Maltin and Jonsson address the remains of fish from the town. Fish evidently played a major role in the local diet. The fish mainly comes from far out in the Atlantic, and must have been produced through large manufacturing operations, probably run by people from other countries. There is little use of local fish resources. The individual plots exhibit particular traits in terms of species and amounts of fish. In terms of method, the decision to make a systematic and intensive collection of bone materials was productive. Heimdahl and Vretemark address disease and health care, based on osteological remains from the cemetery and the archaeobotanical analysis of stomach contents. Among other things, they discover the use of herbal remedies to treat pain and illness in the last moments of life. Andreasson and Svensson address the cemetery material in terms of demography and identity. The osteological material from the cemetery, accumulated over several field seasons, consists of over 1000 individuals, which is a high percentage of the population considering the town's short duration . There is no evident spatial patterning in the distribution of the burials in terms of sex and age. However, there is a large variability in terms of the construction of the burial and in the ways the bodies have been handled. Only a few individuals were buried in coffins. The evidence demonstrates that a high percentage of the population suffered from severe diseases, and there is a high percentage of signs of violence, particularly on male skeletons.
Hjertman, Naumann, Johansson, and Kjellin discuss war and violence at New Lödöse. The town was strategically situated in a conflicted region, and violence was an ever - present feature. In periods of armed attacks, large parts of the population fled and relocated to other towns. Different classes and social groups experienced war in different ways.
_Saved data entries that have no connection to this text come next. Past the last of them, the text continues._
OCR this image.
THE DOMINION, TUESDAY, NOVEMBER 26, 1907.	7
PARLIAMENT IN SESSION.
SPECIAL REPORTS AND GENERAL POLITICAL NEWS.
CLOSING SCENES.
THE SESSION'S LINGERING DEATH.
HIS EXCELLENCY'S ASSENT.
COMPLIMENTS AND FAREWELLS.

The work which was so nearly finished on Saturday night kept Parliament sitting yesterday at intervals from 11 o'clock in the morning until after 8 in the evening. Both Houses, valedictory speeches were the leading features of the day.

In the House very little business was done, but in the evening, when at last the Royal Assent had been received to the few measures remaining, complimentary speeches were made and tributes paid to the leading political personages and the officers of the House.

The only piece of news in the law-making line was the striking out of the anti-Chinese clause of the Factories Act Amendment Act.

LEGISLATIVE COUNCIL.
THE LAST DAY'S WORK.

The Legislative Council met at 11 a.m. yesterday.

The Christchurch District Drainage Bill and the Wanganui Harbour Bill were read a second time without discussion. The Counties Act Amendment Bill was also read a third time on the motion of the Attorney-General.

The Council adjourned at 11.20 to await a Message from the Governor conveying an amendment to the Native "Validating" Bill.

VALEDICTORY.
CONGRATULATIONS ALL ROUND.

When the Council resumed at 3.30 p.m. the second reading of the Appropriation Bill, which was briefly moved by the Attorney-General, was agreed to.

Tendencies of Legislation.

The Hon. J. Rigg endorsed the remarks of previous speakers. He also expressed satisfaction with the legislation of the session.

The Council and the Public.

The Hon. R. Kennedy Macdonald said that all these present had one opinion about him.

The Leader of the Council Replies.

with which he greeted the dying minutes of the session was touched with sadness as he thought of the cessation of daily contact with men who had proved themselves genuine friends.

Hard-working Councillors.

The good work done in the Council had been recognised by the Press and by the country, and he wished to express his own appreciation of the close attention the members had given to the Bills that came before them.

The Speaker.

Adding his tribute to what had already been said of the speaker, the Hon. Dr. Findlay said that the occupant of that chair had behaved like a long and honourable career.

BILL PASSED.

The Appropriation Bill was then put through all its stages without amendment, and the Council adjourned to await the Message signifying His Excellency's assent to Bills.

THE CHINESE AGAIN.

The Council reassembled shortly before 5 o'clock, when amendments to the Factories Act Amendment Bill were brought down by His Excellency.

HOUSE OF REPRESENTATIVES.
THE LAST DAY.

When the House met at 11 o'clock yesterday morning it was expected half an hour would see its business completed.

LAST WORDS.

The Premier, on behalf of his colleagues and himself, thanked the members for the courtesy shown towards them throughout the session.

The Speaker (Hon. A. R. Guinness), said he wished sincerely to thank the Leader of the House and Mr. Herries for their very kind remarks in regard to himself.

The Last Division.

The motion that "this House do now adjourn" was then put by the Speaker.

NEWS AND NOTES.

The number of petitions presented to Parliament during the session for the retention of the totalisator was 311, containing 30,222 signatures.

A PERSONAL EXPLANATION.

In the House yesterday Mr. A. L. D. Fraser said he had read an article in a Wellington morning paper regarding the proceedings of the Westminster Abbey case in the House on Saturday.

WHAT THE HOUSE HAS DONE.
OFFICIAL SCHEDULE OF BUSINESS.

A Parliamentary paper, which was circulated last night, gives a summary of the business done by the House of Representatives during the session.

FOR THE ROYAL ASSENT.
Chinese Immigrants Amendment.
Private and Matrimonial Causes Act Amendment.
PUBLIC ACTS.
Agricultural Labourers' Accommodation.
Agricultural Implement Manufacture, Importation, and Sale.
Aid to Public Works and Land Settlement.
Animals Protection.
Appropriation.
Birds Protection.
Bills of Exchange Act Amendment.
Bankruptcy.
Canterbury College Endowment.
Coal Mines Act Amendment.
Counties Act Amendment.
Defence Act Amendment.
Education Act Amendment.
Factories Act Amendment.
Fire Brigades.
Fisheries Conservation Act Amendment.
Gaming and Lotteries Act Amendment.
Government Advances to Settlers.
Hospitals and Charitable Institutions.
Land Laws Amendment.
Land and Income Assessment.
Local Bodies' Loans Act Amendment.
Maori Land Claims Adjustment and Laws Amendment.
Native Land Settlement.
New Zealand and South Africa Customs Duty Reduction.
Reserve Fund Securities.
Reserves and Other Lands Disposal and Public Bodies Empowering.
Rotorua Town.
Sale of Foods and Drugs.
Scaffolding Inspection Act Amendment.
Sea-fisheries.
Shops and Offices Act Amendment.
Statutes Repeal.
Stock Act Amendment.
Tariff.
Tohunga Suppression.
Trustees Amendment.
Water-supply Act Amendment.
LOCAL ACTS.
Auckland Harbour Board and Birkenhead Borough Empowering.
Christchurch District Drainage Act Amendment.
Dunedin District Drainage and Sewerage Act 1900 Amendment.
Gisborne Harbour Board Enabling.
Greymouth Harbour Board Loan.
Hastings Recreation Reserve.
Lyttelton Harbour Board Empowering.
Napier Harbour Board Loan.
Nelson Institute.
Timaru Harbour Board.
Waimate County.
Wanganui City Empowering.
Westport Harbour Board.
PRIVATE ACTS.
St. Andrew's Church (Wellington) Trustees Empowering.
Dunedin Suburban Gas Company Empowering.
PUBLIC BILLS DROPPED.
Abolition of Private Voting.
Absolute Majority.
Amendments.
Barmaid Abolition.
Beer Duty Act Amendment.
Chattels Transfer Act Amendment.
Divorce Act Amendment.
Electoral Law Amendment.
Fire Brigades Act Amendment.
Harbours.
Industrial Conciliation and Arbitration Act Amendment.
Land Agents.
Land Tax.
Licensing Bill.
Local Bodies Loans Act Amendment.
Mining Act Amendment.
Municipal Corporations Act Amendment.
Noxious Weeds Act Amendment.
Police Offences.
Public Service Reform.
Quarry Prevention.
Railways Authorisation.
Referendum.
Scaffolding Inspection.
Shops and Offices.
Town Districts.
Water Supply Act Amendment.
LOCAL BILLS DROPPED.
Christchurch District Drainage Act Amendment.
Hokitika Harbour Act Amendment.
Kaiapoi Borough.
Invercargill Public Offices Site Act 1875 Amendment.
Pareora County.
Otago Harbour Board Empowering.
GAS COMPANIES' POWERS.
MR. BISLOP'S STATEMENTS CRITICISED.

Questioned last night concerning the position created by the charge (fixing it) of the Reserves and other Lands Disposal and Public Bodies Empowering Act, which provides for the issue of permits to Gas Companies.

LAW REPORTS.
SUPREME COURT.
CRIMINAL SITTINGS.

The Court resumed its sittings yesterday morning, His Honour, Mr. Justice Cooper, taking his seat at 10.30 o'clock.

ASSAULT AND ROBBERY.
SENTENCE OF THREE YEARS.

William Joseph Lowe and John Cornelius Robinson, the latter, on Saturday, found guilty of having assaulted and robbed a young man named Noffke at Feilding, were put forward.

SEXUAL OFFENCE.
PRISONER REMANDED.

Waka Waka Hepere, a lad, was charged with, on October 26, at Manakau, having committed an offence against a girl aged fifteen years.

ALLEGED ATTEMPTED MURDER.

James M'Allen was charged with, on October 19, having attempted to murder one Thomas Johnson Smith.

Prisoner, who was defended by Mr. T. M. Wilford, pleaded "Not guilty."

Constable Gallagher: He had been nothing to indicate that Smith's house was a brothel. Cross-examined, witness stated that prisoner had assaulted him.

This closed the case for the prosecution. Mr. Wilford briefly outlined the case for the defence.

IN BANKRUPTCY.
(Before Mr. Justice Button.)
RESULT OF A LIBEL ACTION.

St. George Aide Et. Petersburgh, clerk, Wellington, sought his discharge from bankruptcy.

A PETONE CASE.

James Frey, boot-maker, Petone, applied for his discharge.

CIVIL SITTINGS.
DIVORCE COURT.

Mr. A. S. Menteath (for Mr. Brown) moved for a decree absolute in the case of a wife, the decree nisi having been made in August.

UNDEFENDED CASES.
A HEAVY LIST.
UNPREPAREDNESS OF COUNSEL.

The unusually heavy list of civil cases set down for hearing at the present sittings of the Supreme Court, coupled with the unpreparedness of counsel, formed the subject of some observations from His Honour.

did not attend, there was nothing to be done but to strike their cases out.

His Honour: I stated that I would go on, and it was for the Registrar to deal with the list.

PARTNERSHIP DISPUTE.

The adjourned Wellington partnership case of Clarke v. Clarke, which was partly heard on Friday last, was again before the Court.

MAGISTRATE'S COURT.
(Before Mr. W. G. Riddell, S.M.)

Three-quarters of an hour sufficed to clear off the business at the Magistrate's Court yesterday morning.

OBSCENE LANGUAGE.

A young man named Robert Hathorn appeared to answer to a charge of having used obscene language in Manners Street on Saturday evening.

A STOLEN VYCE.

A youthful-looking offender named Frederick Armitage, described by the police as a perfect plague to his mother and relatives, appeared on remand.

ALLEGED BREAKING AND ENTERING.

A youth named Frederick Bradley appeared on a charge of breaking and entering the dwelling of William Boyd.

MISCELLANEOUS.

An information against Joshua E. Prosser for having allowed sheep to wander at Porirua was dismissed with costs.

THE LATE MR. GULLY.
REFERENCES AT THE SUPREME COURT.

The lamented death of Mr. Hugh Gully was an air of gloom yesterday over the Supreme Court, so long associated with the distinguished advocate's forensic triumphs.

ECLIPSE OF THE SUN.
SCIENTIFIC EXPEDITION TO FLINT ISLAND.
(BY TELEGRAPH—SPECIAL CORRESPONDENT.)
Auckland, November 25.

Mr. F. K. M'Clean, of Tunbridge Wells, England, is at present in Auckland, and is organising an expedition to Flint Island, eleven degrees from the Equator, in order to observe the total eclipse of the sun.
Combining a set of disciplines proved productive in the Nya Lödöse Project. Historical sources were revisited and scrutinized, and new archaeological evidence retrieved. Various specialists contributed with knowledge on digital field methodology, osteology, archaeobotany, and ICP analysis. The project questioned traditional assumptions and has initiated the creation of a new approach, and contributed to new visions of the site and the corresponding time period in the region in question. This volume is the first systematic attempt at summarizing the results, and the work will be continued on various lines, including specialized analysis and theoretical work.
The Nya Lödöse Project has produced a wealth of information of one particular location from the sixteenth century, a town of relatively short duration, a good time/space relation. The micro-study of this location will be of great interest for future comparison within the region, in the wider Nordic landscape, and beyond to the wider world.